どこの世界に、自分の母親が身体を売っていた時の常連客から、人前で大声でそのことを指摘され、下卑た顔で「世話になった」などと話しかけられて笑顔を向けられる男がいるか。そういう時は気づいても知らんふりをするのが節度というもの。どうしても話がしたければ、周囲に聞こえないように小さな声で話しかける、母親のかつての職業を連想させる言葉は一切発せず、お母さんの知り合いだよ、とだけ言う、その程度の気遣いをするのは当然の話だろう。それができない佐藤蛾次郎は誰よりもクズ野郎だと思うが、恐らく自分ではその自覚がない。それがなにより腹立たしい。京子もあかね和江も、も、自分がやっていることに対するうしろめたさはあるはずだから。

作品としては実に興味深かったが、率直に言えば少々間延びしていて退屈だった。

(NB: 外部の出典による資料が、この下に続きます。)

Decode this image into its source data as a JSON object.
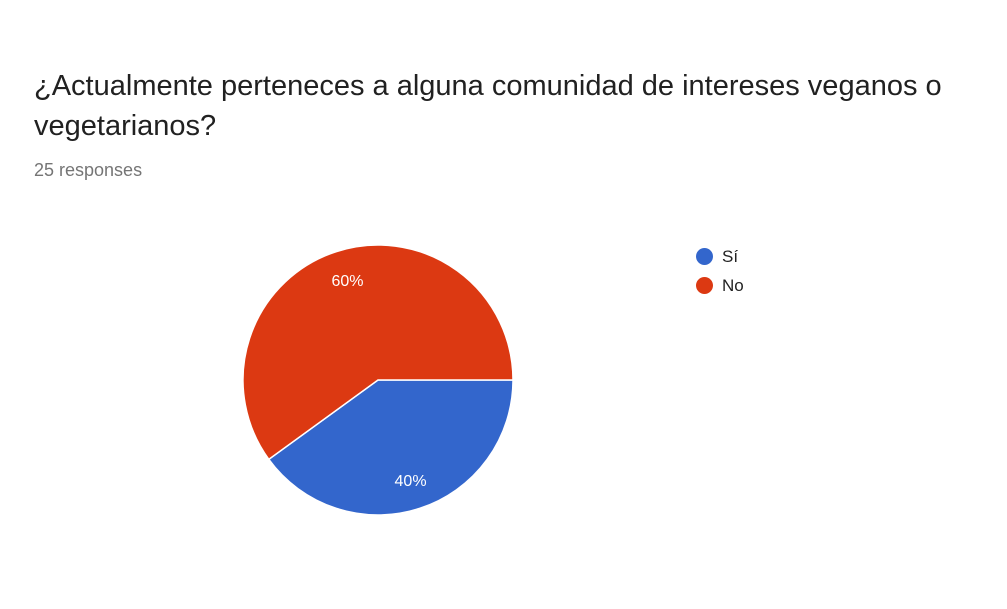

丸吉社長に愛人がいること、勇介が社長夫人からいびられるエピソード、京子の前歴、和江の夫婦関係、それぞれ意味があるのはわかるが、盛り込み過ぎではないか。もう少し話を絞ってあと20分くらい短くしたらずっといい作品になったように思う。

その他

  • We'SNというお弁当屋のチェーン店は実際に長崎にあるようだ。
  • 女優が「熱演」したと書いた時は、それは大胆なヌードを披露したという意味である。

配役

  • 美保純は色気があった。美保純といえばかつて(ざっと35年くらい前)の「オナドル」だ。オナドルというのはオナニーアイドルの略で、男子がアレの際に思い浮かべる女性、という意味である。この言葉は美保純の登場とともに新たに作られた造語というか新語で、彼女のあとにこの言葉を継げる人はいなかった。一代名人みたいなものである。美人揃いの芸能界の中で、特別美人だったわけではないが、なにしろ色気たっぷりで、独特の立ち位置で抜群の人気があった。ちょうど今の壇蜜と似ている。
  • 美保純はその後演技派女優に転身し長らくその地位を保っているが、本作では久々にお色気役に挑戦したとのことである。たっぷりと濡れ場を演じている、といっても、残念ながら肌の露出はない。が、確かに色気があった。もう60を過ぎているのにあの色気は只者ではない。
  • 滝藤賢一がなぜ登場したか不思議。あの役はこれといった見せ場はなく、わざわざ滝藤である必要はなかったのではないか。
  • 寺島進が出ていたことをあとで知り、驚いている。どこにいたのか全くわからなかったのだ。彼ほどの役者を、どこにいたかわからないような役で使うのはもったいない。

劇場

テアトル新宿に来るのは3回目。「レンタネコ」を観たのが初めてで、次が「麦子さんと」。今回は、それ以来。